Everyone’s ‘in the money.’
Except...here’s the question trend followers shouldn’t ask:
Where is all this money coming from?
Consumers are paying more for gas. How can they spend more at Google and Meta too? The feds are running a $2 trillion per year deficit; and paying $1 trillion a year interest on their debt already. How can they afford an even bigger, and more lethal!, military/industrial/surveillance/university/Israeli/think tank complex?
Are we ‘growing our way’ into it? Nope.
GDP is only growing at a 2% rate. That’s all there is. Grosso modo, it is not possible for corporate revenues...wages...or federal spending to grow much faster than that for very long. And even that GDP number is a bit of an imposter. It includes government spending, which can hardly be used to pay for more government spending!
But let’s keep our eyes on the stock market. Google revenues went up 22% last year. Apple increased its revenues 19%. Amazon grew at a 17% rate too. Meta beat them all with 33% growth. Even Microsoft — a very mature corporation — saw revenue growth of 33%. Bilello:
The combined revenues of the Big 4 US tech companies hit a record $1.94 trillion over last 12 months. That’s larger than the GDP of all but 13 countries.
And here comes that annoying question mark again: How is it possible for the biggest corporations in the country to add wealth ten times faster than the economy creates it?
Looking at it more broadly, US stocks were said to be worth $62 trillion a year ago. Now, they’re worth $71 trillion — a $9 trillion gain. Where did that money come from? Before the Funny Money Era began in 1971, stocks and GDP ran kinda neck and neck. It took a $1 dollar increase in GDP to produce a $1 gain in stock values.
But someone must have de-activated the electronic collar that kept the stock market in the yard. Last year, it gained more than $10 for every $1 in GDP gain. Whose space has this hound invaded? The neighbor’s poor pooch must be cowering under the porch. Either, other companies are shrinking, as the leading US firms take sales and profits from them…

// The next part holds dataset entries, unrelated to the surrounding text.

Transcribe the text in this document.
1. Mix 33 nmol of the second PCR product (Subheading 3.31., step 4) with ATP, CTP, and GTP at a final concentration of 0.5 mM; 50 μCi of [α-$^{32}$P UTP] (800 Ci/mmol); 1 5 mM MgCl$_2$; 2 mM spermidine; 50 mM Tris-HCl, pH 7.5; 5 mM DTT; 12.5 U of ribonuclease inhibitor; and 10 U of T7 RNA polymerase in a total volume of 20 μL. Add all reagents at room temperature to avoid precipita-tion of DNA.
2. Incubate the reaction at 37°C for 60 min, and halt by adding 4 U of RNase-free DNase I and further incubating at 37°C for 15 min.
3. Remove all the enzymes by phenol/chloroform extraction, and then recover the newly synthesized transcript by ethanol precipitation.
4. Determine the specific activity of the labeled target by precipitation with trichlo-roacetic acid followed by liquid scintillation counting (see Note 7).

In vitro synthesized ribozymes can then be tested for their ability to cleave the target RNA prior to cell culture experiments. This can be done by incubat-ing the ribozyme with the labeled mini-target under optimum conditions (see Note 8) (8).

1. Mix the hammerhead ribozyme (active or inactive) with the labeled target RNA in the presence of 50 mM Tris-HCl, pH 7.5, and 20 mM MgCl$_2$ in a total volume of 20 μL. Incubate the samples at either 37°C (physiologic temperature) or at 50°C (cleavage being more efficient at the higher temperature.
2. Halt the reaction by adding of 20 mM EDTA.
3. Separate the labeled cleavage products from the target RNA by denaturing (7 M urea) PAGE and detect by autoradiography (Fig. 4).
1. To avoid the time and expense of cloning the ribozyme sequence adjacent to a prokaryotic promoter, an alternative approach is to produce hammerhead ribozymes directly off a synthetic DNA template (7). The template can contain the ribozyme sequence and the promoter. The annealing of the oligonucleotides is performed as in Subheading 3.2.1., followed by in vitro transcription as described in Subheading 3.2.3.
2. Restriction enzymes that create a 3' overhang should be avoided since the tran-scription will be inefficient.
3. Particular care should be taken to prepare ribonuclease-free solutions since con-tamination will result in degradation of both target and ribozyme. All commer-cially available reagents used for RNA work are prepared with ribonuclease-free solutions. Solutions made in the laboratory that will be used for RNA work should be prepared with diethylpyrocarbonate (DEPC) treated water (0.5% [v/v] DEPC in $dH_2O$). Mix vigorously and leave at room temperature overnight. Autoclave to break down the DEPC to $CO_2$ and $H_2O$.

Or, the whole shebang is based on new credit. Either way, the money flow must be regarded as temporary or fraudulent. Probably both.
Ain’t no friend of ours.
Regards,
Bill Bonner





Excellent article. Bill Bonner asks the most important question investors should always ask during euphoric periods: Where is all the money coming from?
I strongly agree with the thesis that asset prices and corporate profits have become increasingly detached from real economic growth. The difficult part is not recognising the imbalance, but understanding what could actually trigger a meaningful realignment between prices and fundamentals.
As long as central banks continue expanding liquidity whenever asset prices weaken, it is hard to imagine a sustained correction. Policymakers are not only concerned about falling asset prices themselves, but about their effect on credit creation and economic activity.
Ludwig von Mises described this dynamic more than a century ago in The Theory of Money and Credit (1912). Once an economy becomes dependent on continuous credit expansion, even a meaningful slowdown in credit growth can expose underlying fragilities and risk a sharp economic reversal. Policymakers, therefore, become institutionally and politically incentivised to support the system with ever-increasing quantities of credit and liquidity.
In many ways, we saw this mechanism play out even before COVID. The late-2019 deterioration in liquidity conditions and funding markets was sufficient to trigger visible stress in both the economy and asset prices, prompting central banks to intervene once again.
The real question may not be whether valuations are disconnected from fundamentals, but whether a modern debt-based financial system can still tolerate genuine market discipline.
GDP is only growing at a 2% rate. And.... it includes government spending. Thats funny so what is that $500+ B whatever that number happens to be today. Hell, maybe its all government spending that makes up GDP. But GDP could simply mean going down possibly.